1. Participants got a one-day run at the month; thus, they had to come into work on Monday, 4/30, with a clean-shaven face smoother than a baby’s bottom — no shaving sooner!
2. The mustache must be obvious. This meant absolutely no growing of goatees, beards, soul patches, etc. This was Mustache May, after all — not Beardvember, Soul Patch September, or some other haphazard event which permits fur growth on other parts of the face.
3. After 31 consecutive days of glorious growth, photos were taken and our fearless, unflappable coworkers selected the best cookie duster/soup strainer/[insert your favorite mustache euphemism here] based upon their own hairy criteria.

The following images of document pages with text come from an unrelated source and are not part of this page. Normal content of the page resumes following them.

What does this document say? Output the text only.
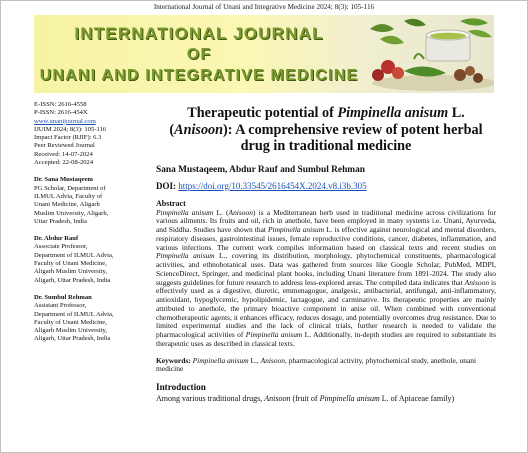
International Journal of Unani and Integrative Medicine 2024; 8(3): 105-116
INTERNATIONAL JOURNAL
OF
UNANI AND INTEGRATIVE MEDICINE
E-ISSN: 2616-4558
P-ISSN: 2616-454X
www.unanijournal.com
IJUIM 2024; 8(3): 105-116
Impact Factor (RJIF): 6.3
Peer Reviewed Journal
Received: 14-07-2024
Accepted: 22-08-2024
Dr. Sana Mustaqeem
PG Scholar, Department of
ILMUL Advia, Faculty of
Unani Medicine, Aligarh
Muslim University, Aligarh,
Uttar Pradesh, India
Dr. Abdur Rauf
Associate Professor,
Department of ILMUL Advia,
Faculty of Unani Medicine,
Aligarh Muslim University,
Aligarh, Uttar Pradesh, India
Dr. Sumbul Rehman
Assistant Professor,
Department of ILMUL Advia,
Faculty of Unani Medicine,
Aligarh Muslim University,
Aligarh, Uttar Pradesh, India
Therapeutic potential of Pimpinella anisum L. (Anisoon): A comprehensive review of potent herbal drug in traditional medicine
Sana Mustaqeem, Abdur Rauf and Sumbul Rehman
DOI: https://doi.org/10.33545/2616454X.2024.v8.i3b.305
Abstract
Pimpinella anisum L. (Anisoon) is a Mediterranean herb used in traditional medicine across civilizations for various ailments. Its fruits and oil, rich in anethole, have been employed in many systems i.e. Unani, Ayurveda, and Siddha. Studies have shown that Pimpinella anisum L. is effective against neurological and mental disorders, respiratory diseases, gastrointestinal issues, female reproductive conditions, cancer, diabetes, inflammation, and various infections. The current work compiles information based on classical texts and recent studies on Pimpinella anisum L., covering its distribution, morphology, phytochemical constituents, pharmacological activities, and ethnobotanical uses. Data was gathered from sources like Google Scholar, PubMed, MDPI, ScienceDirect, Springer, and medicinal plant books, including Unani literature from 1891-2024. The study also suggests guidelines for future research to address less-explored areas. The compiled data indicates that Anisoon is effectively used as a digestive, diuretic, emmenagogue, analgesic, antibacterial, antifungal, anti-inflammatory, antioxidant, hypoglycemic, hypolipidemic, lactagogue, and carminative. Its therapeutic properties are mainly attributed to anethole, the primary bioactive component in anise oil. When combined with conventional chemotherapeutic agents, it enhances efficacy, reduces dosage, and potentially overcomes drug resistance. Due to limited experimental studies and the lack of clinical trials, further research is needed to validate the pharmacological activities of Pimpinella anisum L. Additionally, in-depth studies are required to substantiate its therapeutic uses as described in classical texts.
Keywords: Pimpinella anisum L., Anisoon, pharmacological activity, phytochemical study, anethole, unani medicine
Introduction
Among various traditional drugs, Anisoon (fruit of Pimpinella anisum L. of Apiaceae family)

No, this isn’t the photo lineup from the county Sheriff’s office, but rather the final results of our dedicated participants. We insisted on “no smile” photos so as not to sway the results .
That handsome fella in the middle of the right-hand column, John Padlo, received the favor and adoration of his colleagues for best mustache. Our VP, Communications, John Curtis said it best:
“I like the full ‘stache and the corners that extend below the lack of smile. His mustache changes his look the most and transforms lovable John P. from a talented creator to America’s Most Wanted.”
For his effort, Padlo receives bragging rights for 11 months in addition to much-deserved respect from his fellow man.
Congratulations, Padlo, and thank you, participants, for your fortitude. I think I speak for all the ladies in the office when I say I can’t wait for next May!